Surtout, le périmètre de la hausse des mesures protectionnistes est loin de se limiter aux deux premières puissances économiques mondiales. "Seulement 23 % de toutes les mesures protectionnistes prises entre le premier janvier 2017 et le 15 novembre 2019 ont été prises par les États-Unis ou la Chine" ajoutent les auteurs du baromètre.

Brexit : de futures relations commerciales à construire

En Europe, le moteur industriel demeure fragile. Le ralentissement chinois et les incertitudes liées aux futures relations commerciales entre le Royaume-Uni et l'Union européenne contribuent à alimenter le doute pour les entrepreneurs implantés sur les deux côtés de la Manche. Dans une récente note, l'économiste de Oddo Securities, Bruno Cavalier indiquait que :

"sur le principe, l'UE et le RU sont d'accord pour viser un accord de libre-échange sur les biens, sans droits de douane ni quotas, ce qui clarifierait la situation après quatre années assez brumeuses. Dès lors que le RU n'est plus dans l'UE et se refuse à un scénario de type norvégien, c'est la moins mauvaise des options. Mais en pratique les négociations n'ont pas encore débuté. Elles peuvent achopper sur de multiples points de détail. L'incertitude concernant les débouchés sur le marché britannique (ces exportations de biens représentent 2.5% du PIB allemand) peut limiter le sursaut des indices de confiance".

De multiples foyers de contestation

Liban, Chili, Hong Kong, Colombie, France...depuis quelques mois, de multiples foyers de contestation ont éclaté à l'échelle de la planète.
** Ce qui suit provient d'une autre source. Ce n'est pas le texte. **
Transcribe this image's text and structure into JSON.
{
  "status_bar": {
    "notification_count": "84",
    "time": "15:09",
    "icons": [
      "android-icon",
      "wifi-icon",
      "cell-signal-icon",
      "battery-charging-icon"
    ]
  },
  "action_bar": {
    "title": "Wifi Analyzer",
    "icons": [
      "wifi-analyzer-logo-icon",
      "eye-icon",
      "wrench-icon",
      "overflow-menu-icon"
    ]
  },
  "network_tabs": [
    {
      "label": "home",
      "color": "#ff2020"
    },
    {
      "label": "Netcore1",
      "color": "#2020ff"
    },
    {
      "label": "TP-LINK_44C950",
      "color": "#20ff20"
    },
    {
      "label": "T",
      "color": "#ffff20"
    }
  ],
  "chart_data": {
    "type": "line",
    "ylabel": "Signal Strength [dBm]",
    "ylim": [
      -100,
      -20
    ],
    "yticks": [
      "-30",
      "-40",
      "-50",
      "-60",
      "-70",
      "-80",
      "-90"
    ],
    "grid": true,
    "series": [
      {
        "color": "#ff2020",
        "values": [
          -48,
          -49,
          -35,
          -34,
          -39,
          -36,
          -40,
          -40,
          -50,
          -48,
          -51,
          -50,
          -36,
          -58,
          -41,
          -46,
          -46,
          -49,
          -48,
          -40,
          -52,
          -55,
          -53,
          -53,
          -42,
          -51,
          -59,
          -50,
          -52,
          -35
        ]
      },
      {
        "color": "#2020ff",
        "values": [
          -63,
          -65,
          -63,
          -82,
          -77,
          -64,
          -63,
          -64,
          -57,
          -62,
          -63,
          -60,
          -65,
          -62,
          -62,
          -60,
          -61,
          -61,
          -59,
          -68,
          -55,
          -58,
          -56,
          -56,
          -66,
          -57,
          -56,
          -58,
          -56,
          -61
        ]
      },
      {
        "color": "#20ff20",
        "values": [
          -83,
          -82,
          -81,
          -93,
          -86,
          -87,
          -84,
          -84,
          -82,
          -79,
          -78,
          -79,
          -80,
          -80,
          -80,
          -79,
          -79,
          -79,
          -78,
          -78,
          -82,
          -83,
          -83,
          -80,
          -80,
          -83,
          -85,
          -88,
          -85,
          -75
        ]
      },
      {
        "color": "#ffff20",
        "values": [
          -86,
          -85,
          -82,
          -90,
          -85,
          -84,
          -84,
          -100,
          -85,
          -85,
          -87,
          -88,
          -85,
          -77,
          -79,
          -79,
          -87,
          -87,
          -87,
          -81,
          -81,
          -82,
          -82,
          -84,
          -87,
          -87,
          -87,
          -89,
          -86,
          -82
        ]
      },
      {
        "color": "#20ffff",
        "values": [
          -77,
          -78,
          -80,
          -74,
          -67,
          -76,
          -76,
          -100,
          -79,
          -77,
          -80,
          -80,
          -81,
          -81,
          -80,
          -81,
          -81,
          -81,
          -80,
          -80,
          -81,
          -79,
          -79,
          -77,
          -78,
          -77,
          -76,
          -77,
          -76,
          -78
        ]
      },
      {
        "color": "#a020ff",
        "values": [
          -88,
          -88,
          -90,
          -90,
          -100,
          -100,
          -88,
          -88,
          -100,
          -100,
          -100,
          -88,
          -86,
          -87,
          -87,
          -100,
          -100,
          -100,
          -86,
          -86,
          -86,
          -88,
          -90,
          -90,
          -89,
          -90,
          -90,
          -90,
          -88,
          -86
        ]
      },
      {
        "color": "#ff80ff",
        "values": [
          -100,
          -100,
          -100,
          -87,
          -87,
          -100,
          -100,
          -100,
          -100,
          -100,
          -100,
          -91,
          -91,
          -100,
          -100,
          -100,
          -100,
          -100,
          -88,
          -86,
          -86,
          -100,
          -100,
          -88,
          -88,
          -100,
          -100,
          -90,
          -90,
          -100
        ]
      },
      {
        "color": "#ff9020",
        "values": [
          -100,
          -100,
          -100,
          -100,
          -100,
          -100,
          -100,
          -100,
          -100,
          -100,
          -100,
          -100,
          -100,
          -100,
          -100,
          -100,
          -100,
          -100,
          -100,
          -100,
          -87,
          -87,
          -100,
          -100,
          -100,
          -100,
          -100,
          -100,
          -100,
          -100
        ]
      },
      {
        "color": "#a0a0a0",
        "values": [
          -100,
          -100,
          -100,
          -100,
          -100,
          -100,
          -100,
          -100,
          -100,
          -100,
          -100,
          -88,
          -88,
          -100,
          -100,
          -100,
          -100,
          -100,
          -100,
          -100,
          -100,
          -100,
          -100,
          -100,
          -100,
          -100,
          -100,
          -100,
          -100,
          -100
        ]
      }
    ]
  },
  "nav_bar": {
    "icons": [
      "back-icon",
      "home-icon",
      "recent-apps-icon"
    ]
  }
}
Les facteurs évoqués par les populations sont souvent différents d'un pays à l'autre. Le mécontentement peut trouver ses racines dans la hausse des inégalités, la perte de pouvoir d'achat, la restriction des libertés, les réformes engagées. Cette instabilité et cette défiance envers les dirigeants pourraient plonger les entreprises de ces pays dans une incertitude plus profonde.

"La fin de l'année dernière a été marquée par plusieurs « foyers » de tensions sociales dans le monde, avec des niveaux d'intensité différents, reflétant la montée du risque politique que Coface a anticipée selon les derniers résultats de son indice de risque politique 2019."